Algemeen blijkt dat jongens relatief vaker voortijdig stoppen met het onderwijs dan meisjes. Hetzelfde geldt ook voor allochtone jongeren in vergelijking met autochtone jongeren
Redenen waarom voortijdige schoolverlaters hun opleidingen zonder diploma verlaten zijn onder meer persoonlijke problemen (23%), foute studiekeuze (20%) en het leuker vinden van werk (16%). Zevenentwintig procent van de autochtone mannelijke voortijdige schoolverlaters zegt te stoppen met de opleiding omdat ze werken leuker vinden, dit wordt bij de allochtone groep door elf procent gezegd.
De persoonlijke problemen worden onderverdeeld in financiële problemen (5%), gezondheidsproblemen (7%), privéproblemen als bijvoorbeeld verslaving (9%) en problemen met zorg/zwangerschap (2%). Stoppen met de opleiding vanwege gezondheidsproblemen komt vaker voor bij vrouwen dan bij mannen en relatief vaker voor bij autochtone vrouwen dan bij allochtone vrouwen (12% autochtone vrouwen tegenover 5% allochtone vrouwen en 5% autochtone mannen tegenover 0% allochtone mannen).

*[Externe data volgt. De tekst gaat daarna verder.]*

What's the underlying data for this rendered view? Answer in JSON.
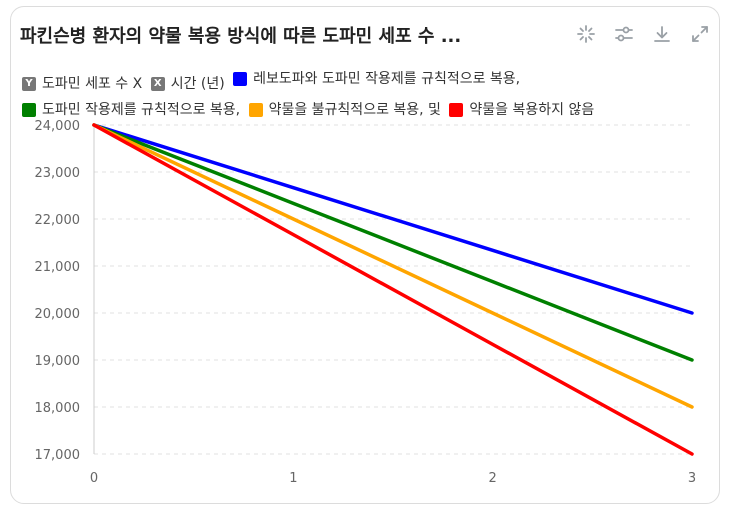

De arbeidsmarktperspectieven voor voortijdige schoolverlaters zijn minder gunstig dan voor jongeren met een startkwalificatie. Na anderhalf jaar is zes procent van de jongeren met een startkwalificatie nog werkeloos, bij voortijdige schoolverlaters is dat gemiddeld elf procent. Ook jaren later zijn voortijdige schoolverlaters minder vaak werkzaam dan mensen met een startkwalificatie. Voortijdige schoolverlaters zijn over het algemeen werkzaam in ongeschoolde banen en hebben vaak geen vaste aanstelling of werken als uitzendkracht. Daarbij is het belangrijk te bedenken dat de waarde van een startkwalificatie conjunctuurgevoelig is. Jongeren zonder startkwalificatie zijn eerder werkeloos bij een neergaande economie en als de economie weer bijdraait profiteren ze daar op een later moment van dan jongeren met een startkwalificatie. De enquête vond plaats vóór de kredietcrisis toen de economie nog goed draaide.